The manual mode is filled with options, letting you change ISO, shutter speeds and focal depth of the G4 camera. You can also change the color temperature, and even save photos in RAW format – great for advanced photographers who do their own image processing.
The camera features LG’s color spectrum sensor (CSS) instead of a dual LED flash. This technology, in line with the display itself, measures the light conditions of your environment and determines the white point of an image accordingly.
In plain English, this means that colors in photos come out balanced, with no yellow or blue tints, which some smartphone cameras suffer from. The sensor also captures natural, nuanced reds well, as you can see by looking at the tomatoes in our image gallery.
At their best, photos taken with the LG G4 camera look spectacular, capturing a level of detail that's only matched by the Galaxy S6. Night shots are well-balanced, and the flash captures plenty of detail without making the subject look over-exposed against a dark background.
Does the LG G4 camera beat the top-dog Galaxy S6 camera? Based on our time with it, it’s not quite there, but we’ll give a more definitive answer when we do a side-by-side comparison of the two. In the meantime, check out our LG G4 camera snaps gallery below.
LG G4 battery
LG was adamant that the 3,000 mAh LG G4 battery was going to more than justify the added bulkiness of the phone. Longer battery life was also a key reason for opting for the six-core Snapdragon 808 chipset rather than the hotter and hungrier eight-core Snapdragon 810.
From our time with the LG G4, its battery power wasn’t all that impressive. Using the phone moderately – making a few phone calls, playing about half an hour’s worth of videos, but cranking the screen up to full brightness – we got just under 18 hours use out of it before it needed a recharge (that included around seven hours of sleep, when the phone wasn't being used).
The majority of battery use was attributed to the notoriously battery-draining Facebook app, immediately followed by the screen. While a screen is expected to be a big battery drain, we think that the QHD resolution and undeniably top-quality display took a bigger-than-expected toll on battery. The Smart Notice feature and the useful native battery monitor help make up for this to some extent – they both let you pick out and close battery-hogging apps.
Contrary to early reports, the LG G4 battery does have Quick Charge 2.0, a built-in feature of the Snapdragon 808 chipset.
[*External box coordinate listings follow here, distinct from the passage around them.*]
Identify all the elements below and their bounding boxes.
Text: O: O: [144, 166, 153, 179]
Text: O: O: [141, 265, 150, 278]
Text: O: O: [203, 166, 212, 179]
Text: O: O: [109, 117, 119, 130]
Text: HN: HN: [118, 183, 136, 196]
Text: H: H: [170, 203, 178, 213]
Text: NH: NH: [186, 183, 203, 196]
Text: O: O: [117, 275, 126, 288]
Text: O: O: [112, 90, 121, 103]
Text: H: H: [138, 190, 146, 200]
This means you can charge around 60 percent of the LG G4 battery in just half an hour.
LG G4 technical specifications
|Dimensions:||148.9 x 76.7 x 9.8 mm|
|Battery size:||3000 mAh|
|Screen size:||5.5 in|
|Screen:||2560 x 1440 pixels (534 ppi)|
|Front camera:||8 megapixels|
|Rear camera:||16 megapixels|
|Android version:||5.1 - Lollipop|
|Internal storage:||32 GB|
|Chipset:||Qualcomm Snapdragon 808|
|Number of cores:||6|
|Max. clock speed:||1.8 GHz|
|Connectivity:||HSPA, LTE, NFC, Bluetooth 4.1|
The LG G4 is a fantastic phone, and makes the necessary improvements in performance, camera quality and screen clarity to make it a worthy successor to the LG G3.
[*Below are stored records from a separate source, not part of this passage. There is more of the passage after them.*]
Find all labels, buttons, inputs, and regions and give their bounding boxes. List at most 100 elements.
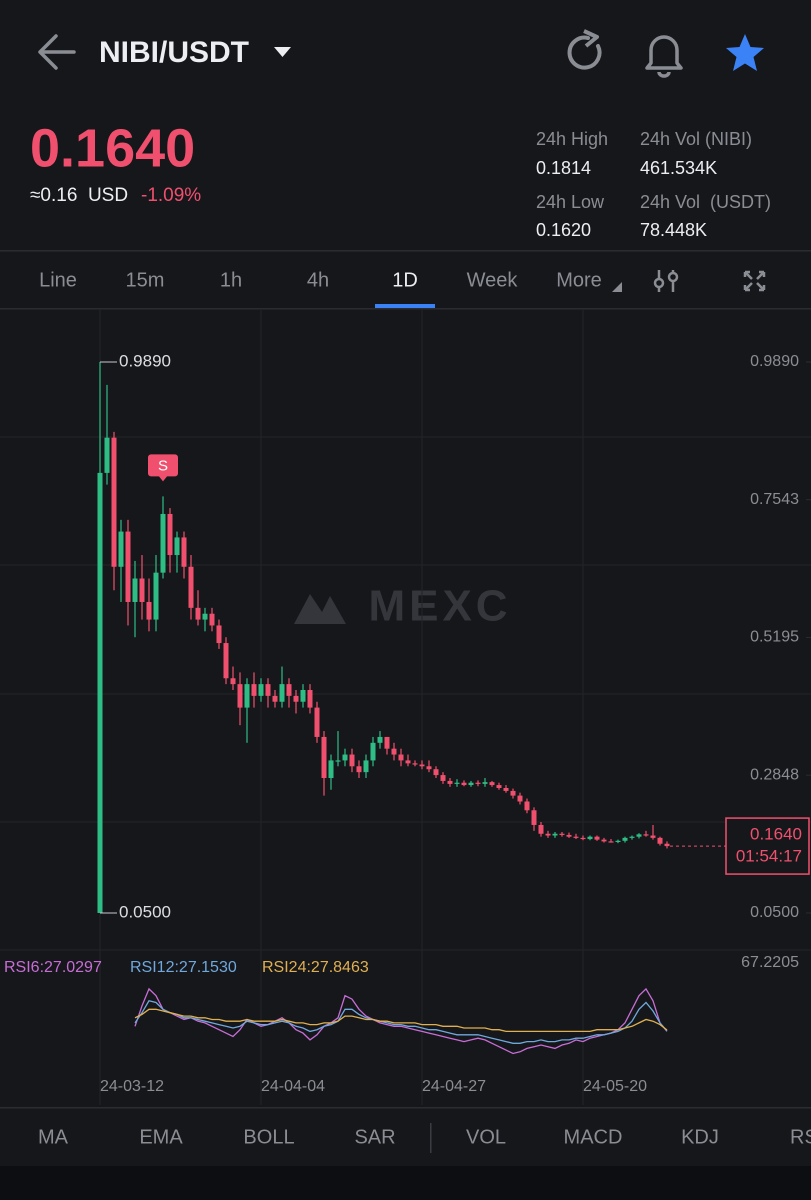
bell-body xyxy=(645,35,683,70)
corner xyxy=(756,270,766,280)
divider xyxy=(0,1107,811,1109)
bottom-bar xyxy=(0,1166,811,1200)
signal-label: S xyxy=(158,457,168,474)
candle-body xyxy=(433,769,439,776)
rsi-line xyxy=(134,987,668,1055)
candle-body xyxy=(174,537,180,556)
candle-body xyxy=(454,782,460,784)
candle-body xyxy=(559,833,565,835)
candle-body xyxy=(377,736,383,743)
candle-body xyxy=(517,795,523,802)
candle-body xyxy=(461,782,467,786)
x-tick-label: 24-05-20 xyxy=(583,1078,647,1095)
interval-tab-active[interactable]: 1D xyxy=(392,269,418,291)
candle-body xyxy=(202,613,208,620)
back-button[interactable] xyxy=(38,34,76,70)
indicator-tab[interactable]: EMA xyxy=(139,1126,183,1148)
candle-body xyxy=(132,578,138,602)
candle-body xyxy=(272,695,278,702)
candle-body xyxy=(97,472,103,913)
last-price: 0.1640 xyxy=(30,118,195,178)
candle-body xyxy=(321,736,327,779)
candle-body xyxy=(580,837,586,840)
candle-body xyxy=(601,839,607,842)
pair-title[interactable]: NIBI/USDT xyxy=(99,36,249,69)
countdown-label: 01:54:17 xyxy=(736,847,802,866)
interval-tab[interactable]: Line xyxy=(39,269,77,291)
candle-body xyxy=(412,763,418,765)
candle-body xyxy=(195,607,201,620)
indicator-tab[interactable]: MACD xyxy=(564,1126,623,1148)
indicator-tab[interactable]: VOL xyxy=(466,1126,506,1148)
candle-body xyxy=(510,790,516,796)
indicator-tab[interactable]: BOLL xyxy=(243,1126,294,1148)
candle-body xyxy=(181,537,187,567)
candle-body xyxy=(237,684,243,708)
candle-body xyxy=(349,754,355,767)
candle-body xyxy=(545,833,551,836)
interval-tab[interactable]: 4h xyxy=(307,269,329,291)
signal-badge xyxy=(148,454,178,482)
y-tick-label: 0.7543 xyxy=(750,491,799,508)
candle-body xyxy=(531,810,537,825)
candle-body xyxy=(265,684,271,696)
watermark-logo xyxy=(294,594,346,624)
candle-body xyxy=(111,437,117,567)
candle-body xyxy=(188,566,194,608)
candle-body xyxy=(447,780,453,784)
watermark: MEXC xyxy=(294,582,511,631)
candle-body xyxy=(300,689,306,702)
y-tick-label: 0.0500 xyxy=(750,904,799,921)
candle-body xyxy=(622,837,628,841)
slider-knob xyxy=(667,271,679,283)
candle-body xyxy=(608,841,614,843)
indicator-settings-icon[interactable] xyxy=(653,270,679,292)
favorite-star[interactable] xyxy=(726,34,764,71)
stat-label: 24h High xyxy=(536,129,608,149)
pair-dropdown[interactable] xyxy=(274,47,291,57)
legend-entry: RSI6:27.0297 xyxy=(4,959,102,976)
candle-body xyxy=(664,843,670,847)
last-price-label: 0.1640 xyxy=(750,825,802,844)
candle-body xyxy=(223,643,229,679)
refresh-icon[interactable] xyxy=(567,29,602,70)
candle-body xyxy=(391,748,397,755)
fullscreen-icon[interactable] xyxy=(743,270,766,292)
indicator-tab[interactable]: MA xyxy=(38,1126,69,1148)
indicator-tab[interactable]: KDJ xyxy=(681,1126,719,1148)
interval-tab[interactable]: 1h xyxy=(220,269,242,291)
divider xyxy=(0,308,811,310)
candle-body xyxy=(482,782,488,784)
stat-label: 24h Vol (USDT) xyxy=(640,192,771,212)
rsi-line xyxy=(134,1008,668,1033)
candle-body xyxy=(636,834,642,837)
candle-body xyxy=(419,764,425,767)
candle-body xyxy=(594,836,600,840)
y-tick-label: 0.5195 xyxy=(750,629,799,646)
rsi-plot: 67.2205 RSI6:27.0297 RSI12:27.1530 RSI24:27… xyxy=(4,954,799,1055)
candle-body xyxy=(356,766,362,773)
indicator-tab[interactable]: SAR xyxy=(354,1126,395,1148)
candle-body xyxy=(370,742,376,761)
alert-icon[interactable] xyxy=(645,35,683,78)
candle-body xyxy=(643,834,649,836)
active-tab-indicator xyxy=(375,304,435,308)
candle-body xyxy=(440,775,446,781)
candle-body xyxy=(244,684,250,708)
candle-body xyxy=(125,531,131,602)
candle-plot: 0.9890 0.7543 0.5195 0.2848 0.0500 0.9890 0.05… xyxy=(97,310,811,1105)
candle-body xyxy=(587,836,593,840)
refresh-tip xyxy=(583,29,599,48)
more-tab[interactable]: More xyxy=(556,269,602,291)
interval-tab[interactable]: Week xyxy=(467,269,519,291)
candle-body xyxy=(251,684,257,696)
candle-body xyxy=(629,836,635,838)
interval-tab[interactable]: 15m xyxy=(126,269,165,291)
separator xyxy=(430,1123,432,1153)
candle-body xyxy=(146,601,152,620)
usd-value: ≈0.16 USD xyxy=(30,185,128,206)
candle-body xyxy=(314,707,320,737)
watermark-text: MEXC xyxy=(368,582,511,631)
indicator-tab[interactable]: RS xyxy=(790,1126,811,1148)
It’s bigger and bulkier than any other major flagship out there, which may attract some people while putting others off. Even if you are looking for a slightly more svelte top-end phone, you may want to give the LG G4 some consideration on account of its very reasonable asking price.
Is the LG G4 the best smartphone in the world? We think not, but only by the thinnest of margins. Samsung really came good this year with the Galaxy S6 and S6 Edge, and those two phones remain the ones to beat on account of their record-breaking performance, cameras and design. But they'll cost you significantly more than the LG G4.
The LG G4 screen is bold and beautiful and the phone's unique design, particularly the leather version,may well attract Android die-hards who think the Galaxy S6 looks a bit too Apple. It may not feature gizmos galore, but LG’s latest flagship does everything it needs to really well.